Era una alta responsabilidad porque los familiares revivían el dolor por la pérdida de un ser querido. Pero nos interesaba mucho hablar con ellas para reconstruir esta historia. Nos contaban detalles de cómo eran o de cómo prepararon el viaje. Teníamos entre manos una historia que debíamos saber contar con mucho respeto. Las familias nos agradecían mucho que estuviéramos allí, aunque al principio se extrañaban de nuestra presencia, un año y medio después de la tragedia. Nadie se había acercado para saber qué había pasado. Llenamos un vacío que sentían. Entendían que esas conversaciones se convirtieran luego en un libro, que aceptaban como un recordatorio para que la muerte de sus seres queridos no fuera en vano, sino que sirviera para despertar algunas conciencias.
Por supuesto, incluso colaboraron con ayuda económica y les animaron a ir. Son personas que llevan impreso el carácter nómada. Para muchos, emigrar es una especie de rito a la madurez. Fruto de la globalización, quienes antes se desplazaban entre países africanos, ahora tienen la aspiración de llegar a un lugar en el que con dos años de trabajo es posible que reúnan el dinero suficiente para construir una casa a sus padres o para ellos mismos. Otro sueño de muchos es reunir dinero y montar su propio negocio. La emigración es casi un destino irrevocable para muchos de ellos, por lo que esta muerte no fue más que un episodio, triste y durísimo, pero un episodio.
La emigración de los menores no la suelen aprobar, pero hay otros casos en los que los padres son conscientes de que sus hijos lo van a intentar, sobre todo en ámbitos rurales. Con los menores hay reparos, pero a partir de los 16 ó 17 años, las familias empiezan a ver con buenos ojos la posibilidad de tener a alguien en Europa porque ésa es la diferencia entre vivir con ciertas comodidades o sobrevivir. Esa tentación es muy poderosa.
“Un inmigrante africano que llega a España, trabaja en un mercadillo y manda 20 euros a la semana a su familia, se convierte en un triunfador en su pueblo”
Hay cierta confusión sobre la idea de mafia que no se ajusta demasiado a la realidad. Cada vez que se produce un naufragio o un accidente en el mar o en la costa, oímos que “todo esto es culpa de las mafias”. Sin embargo, es una idea inflada.
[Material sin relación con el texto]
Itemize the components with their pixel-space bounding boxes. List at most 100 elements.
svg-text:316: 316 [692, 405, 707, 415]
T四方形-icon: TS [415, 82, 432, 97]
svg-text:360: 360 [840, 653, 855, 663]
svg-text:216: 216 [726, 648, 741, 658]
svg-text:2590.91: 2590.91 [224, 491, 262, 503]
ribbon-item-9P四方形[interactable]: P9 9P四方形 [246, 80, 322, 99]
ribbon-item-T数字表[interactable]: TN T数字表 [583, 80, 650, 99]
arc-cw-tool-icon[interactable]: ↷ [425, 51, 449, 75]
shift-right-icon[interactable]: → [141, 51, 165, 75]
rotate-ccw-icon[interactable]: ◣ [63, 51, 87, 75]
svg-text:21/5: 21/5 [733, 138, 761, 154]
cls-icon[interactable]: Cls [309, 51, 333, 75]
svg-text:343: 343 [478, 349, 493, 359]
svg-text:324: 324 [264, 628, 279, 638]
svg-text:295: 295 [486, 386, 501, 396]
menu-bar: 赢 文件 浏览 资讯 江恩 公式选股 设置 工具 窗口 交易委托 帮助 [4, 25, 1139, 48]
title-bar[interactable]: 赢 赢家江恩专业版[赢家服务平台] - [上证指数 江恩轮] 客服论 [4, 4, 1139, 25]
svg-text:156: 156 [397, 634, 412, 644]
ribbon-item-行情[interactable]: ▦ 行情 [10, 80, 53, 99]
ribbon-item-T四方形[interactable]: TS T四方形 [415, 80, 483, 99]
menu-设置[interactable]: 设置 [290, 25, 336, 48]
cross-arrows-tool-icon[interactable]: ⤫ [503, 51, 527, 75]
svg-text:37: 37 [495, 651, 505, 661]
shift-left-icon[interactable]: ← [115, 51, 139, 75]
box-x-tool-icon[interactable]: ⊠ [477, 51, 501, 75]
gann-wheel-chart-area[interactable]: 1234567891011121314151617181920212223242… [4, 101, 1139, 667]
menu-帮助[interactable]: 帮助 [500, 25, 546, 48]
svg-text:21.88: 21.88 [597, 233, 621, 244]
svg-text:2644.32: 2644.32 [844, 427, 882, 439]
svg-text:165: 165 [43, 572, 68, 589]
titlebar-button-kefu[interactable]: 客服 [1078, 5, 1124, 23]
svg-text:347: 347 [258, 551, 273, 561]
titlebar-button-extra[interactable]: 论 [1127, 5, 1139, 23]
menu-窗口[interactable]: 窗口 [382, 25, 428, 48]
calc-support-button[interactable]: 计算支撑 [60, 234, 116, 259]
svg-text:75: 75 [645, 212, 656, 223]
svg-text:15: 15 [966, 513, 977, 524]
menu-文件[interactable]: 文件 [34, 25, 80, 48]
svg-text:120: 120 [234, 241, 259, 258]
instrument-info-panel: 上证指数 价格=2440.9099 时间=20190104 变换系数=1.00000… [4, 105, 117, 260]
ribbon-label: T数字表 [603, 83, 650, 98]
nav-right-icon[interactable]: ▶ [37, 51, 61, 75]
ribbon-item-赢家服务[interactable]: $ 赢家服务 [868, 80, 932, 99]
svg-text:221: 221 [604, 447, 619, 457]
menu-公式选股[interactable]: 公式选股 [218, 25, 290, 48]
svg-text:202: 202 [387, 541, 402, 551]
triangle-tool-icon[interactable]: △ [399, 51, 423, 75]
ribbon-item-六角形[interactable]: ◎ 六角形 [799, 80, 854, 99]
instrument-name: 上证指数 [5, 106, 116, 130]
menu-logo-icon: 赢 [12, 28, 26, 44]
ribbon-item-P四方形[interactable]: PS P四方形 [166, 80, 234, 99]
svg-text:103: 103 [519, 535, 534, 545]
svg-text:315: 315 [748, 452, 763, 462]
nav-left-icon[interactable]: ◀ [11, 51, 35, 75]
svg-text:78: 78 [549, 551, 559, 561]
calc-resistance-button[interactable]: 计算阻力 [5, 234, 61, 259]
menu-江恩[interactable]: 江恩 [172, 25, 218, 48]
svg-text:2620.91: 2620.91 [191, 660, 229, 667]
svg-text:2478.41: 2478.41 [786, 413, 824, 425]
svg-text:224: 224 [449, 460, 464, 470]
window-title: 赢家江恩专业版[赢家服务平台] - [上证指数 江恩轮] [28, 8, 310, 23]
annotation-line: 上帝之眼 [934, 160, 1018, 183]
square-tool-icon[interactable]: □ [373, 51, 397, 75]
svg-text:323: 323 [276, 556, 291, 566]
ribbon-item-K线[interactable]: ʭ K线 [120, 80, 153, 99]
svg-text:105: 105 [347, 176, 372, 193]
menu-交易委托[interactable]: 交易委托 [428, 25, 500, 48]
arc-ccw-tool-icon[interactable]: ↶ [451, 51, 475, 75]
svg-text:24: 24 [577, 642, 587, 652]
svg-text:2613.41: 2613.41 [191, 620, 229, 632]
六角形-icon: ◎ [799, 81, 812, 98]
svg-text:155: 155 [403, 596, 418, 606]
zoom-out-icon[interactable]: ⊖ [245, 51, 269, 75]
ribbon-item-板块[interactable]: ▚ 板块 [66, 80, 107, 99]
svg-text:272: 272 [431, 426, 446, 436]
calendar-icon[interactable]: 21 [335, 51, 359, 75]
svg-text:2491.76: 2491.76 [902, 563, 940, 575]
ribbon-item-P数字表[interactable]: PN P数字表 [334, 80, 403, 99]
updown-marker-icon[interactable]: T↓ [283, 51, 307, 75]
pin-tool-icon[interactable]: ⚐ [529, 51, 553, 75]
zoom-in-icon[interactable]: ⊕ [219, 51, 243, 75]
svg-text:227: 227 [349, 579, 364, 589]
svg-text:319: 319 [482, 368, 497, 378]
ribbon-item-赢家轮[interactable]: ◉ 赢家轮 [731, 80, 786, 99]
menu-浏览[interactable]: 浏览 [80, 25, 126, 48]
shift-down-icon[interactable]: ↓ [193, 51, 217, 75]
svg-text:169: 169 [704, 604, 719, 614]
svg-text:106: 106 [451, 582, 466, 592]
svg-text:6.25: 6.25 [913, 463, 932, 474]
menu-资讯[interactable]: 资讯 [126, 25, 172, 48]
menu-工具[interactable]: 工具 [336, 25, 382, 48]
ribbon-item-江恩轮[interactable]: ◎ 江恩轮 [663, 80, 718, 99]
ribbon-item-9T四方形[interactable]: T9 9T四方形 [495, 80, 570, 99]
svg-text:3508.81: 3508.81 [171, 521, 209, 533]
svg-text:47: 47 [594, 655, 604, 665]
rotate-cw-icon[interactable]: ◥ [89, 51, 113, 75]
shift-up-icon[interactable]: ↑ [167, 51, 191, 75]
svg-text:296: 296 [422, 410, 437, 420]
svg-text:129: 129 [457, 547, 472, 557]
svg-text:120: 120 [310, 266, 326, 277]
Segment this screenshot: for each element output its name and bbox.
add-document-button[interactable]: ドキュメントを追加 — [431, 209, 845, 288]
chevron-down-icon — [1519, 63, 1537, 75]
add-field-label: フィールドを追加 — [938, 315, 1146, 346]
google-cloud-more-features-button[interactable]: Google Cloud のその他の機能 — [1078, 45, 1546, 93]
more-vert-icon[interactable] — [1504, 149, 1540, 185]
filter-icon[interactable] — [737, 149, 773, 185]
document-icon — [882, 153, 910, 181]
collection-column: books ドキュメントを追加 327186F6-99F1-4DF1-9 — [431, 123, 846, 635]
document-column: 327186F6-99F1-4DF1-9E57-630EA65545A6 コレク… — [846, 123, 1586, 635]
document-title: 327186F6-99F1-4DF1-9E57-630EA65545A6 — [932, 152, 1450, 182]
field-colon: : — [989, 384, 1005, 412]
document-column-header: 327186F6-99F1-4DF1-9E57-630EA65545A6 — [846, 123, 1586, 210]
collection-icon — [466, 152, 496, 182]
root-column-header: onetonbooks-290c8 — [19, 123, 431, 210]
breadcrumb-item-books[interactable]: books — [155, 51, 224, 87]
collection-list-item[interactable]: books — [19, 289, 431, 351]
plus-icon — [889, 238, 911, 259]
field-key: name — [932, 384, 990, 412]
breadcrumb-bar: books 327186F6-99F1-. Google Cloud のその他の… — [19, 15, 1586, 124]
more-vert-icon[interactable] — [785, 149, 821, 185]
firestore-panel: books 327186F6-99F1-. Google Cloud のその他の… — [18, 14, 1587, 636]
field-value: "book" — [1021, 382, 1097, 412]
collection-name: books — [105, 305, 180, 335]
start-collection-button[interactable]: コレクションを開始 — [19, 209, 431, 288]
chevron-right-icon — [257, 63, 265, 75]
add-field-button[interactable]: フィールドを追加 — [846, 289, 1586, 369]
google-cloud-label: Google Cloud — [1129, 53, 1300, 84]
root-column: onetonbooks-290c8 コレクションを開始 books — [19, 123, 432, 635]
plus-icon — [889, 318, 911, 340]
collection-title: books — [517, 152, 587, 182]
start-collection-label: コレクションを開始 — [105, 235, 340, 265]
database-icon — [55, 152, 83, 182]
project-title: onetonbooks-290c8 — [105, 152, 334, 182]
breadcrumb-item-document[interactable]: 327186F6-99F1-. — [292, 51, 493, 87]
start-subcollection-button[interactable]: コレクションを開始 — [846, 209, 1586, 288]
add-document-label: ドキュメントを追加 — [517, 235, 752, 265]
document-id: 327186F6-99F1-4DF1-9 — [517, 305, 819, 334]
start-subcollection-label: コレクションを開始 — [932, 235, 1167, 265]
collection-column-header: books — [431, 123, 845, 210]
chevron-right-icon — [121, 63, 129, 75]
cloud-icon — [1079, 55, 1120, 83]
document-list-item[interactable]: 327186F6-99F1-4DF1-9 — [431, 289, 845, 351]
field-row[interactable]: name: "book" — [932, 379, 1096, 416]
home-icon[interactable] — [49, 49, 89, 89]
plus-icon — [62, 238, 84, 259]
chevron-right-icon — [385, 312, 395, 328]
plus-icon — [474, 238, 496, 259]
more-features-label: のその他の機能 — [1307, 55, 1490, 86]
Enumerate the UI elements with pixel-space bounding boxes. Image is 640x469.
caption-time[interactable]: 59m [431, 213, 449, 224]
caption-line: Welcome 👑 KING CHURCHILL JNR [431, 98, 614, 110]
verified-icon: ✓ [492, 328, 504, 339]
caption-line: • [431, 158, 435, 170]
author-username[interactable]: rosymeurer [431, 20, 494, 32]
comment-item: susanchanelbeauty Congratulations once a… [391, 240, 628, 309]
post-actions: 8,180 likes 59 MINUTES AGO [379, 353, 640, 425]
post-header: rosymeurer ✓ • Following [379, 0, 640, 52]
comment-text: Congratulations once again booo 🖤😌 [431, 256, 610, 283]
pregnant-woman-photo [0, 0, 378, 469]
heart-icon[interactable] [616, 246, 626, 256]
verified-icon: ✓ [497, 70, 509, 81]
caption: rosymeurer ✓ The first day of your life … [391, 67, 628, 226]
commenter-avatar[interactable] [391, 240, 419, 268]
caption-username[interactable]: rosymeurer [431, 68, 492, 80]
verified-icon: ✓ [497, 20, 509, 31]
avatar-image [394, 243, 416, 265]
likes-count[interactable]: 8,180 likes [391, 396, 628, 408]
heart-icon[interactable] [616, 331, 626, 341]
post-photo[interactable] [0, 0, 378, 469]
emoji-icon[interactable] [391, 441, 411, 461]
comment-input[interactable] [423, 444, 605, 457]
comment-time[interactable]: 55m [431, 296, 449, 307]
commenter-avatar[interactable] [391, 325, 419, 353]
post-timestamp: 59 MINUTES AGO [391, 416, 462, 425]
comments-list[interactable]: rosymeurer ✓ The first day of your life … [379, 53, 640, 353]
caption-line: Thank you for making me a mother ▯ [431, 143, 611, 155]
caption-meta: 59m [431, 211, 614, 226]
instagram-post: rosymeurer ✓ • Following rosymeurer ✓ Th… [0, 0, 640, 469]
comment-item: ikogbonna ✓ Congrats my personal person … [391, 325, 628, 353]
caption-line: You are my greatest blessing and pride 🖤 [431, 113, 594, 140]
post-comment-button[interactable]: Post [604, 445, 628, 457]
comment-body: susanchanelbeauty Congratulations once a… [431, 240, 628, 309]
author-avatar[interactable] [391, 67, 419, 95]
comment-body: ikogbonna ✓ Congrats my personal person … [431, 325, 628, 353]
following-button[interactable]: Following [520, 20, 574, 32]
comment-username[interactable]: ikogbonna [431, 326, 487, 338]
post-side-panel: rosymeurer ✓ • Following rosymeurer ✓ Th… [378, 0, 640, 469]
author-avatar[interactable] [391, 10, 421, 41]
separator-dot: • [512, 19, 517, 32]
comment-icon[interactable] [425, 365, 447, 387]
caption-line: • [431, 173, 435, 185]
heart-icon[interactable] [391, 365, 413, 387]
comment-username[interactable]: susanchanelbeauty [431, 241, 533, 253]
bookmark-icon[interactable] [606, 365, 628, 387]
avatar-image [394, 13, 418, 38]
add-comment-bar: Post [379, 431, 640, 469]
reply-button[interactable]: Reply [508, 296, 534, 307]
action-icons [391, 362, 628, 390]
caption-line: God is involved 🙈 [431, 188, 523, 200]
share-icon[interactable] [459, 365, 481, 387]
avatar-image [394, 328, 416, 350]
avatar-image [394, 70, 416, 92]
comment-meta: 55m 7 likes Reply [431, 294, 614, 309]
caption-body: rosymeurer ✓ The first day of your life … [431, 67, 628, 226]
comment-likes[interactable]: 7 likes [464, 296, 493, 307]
En nuestra experiencia no percibimos estructuras organizadas, sino que los propios inmigrantes acuerdan los viajes, unos se encargan de comprar agua, otros compran la comida… Es verdad que en cada punto del camino hay personas que se lucran, como los antiguos pescadores que venden sus barcas, pero son vistos como personas que facilitan el viaje (pasadores). No se tiene la idea de mafia.
Tenemos que mirar a la historia y aprender de ella. La inmigración es muy antigua y permanecerá. Pero los flujos migratorios se regulan solos. La gente va a los sitios donde tiene posibilidades de encontrar trabajo y de mejorar sus condiciones de vida. Si en los últimos 15 ó 20 años ha venido tanta gente a España es porque les hemos llamado, porque hemos protagonizado los ritmos de crecimiento económico más espectaculares de Europa. Este crecimiento se explica por una mano de obra inmigrante que ocupó los puestos de trabajo que los españoles no querían. Les hemos llamado a gritos e incluso han creado nuevos sectores económicos, como la atención domiciliaria a las personas mayores, el cuidado de niños, los trabajos agrícolas, etc. Pero les hemos deshumanizado, nos hemos olvidado de que son personas, no mano de obra. Para frenar esta situación, habría que practicar de verdad la solidaridad al desarrollo con estos países, que llegue el dinero y se realicen los proyectos. También habría que apostar por contratos en origen, pero de verdad, no migajas que se reparten mal por amiguismos y corrupciones que excluyen a los candidatos a cayucos.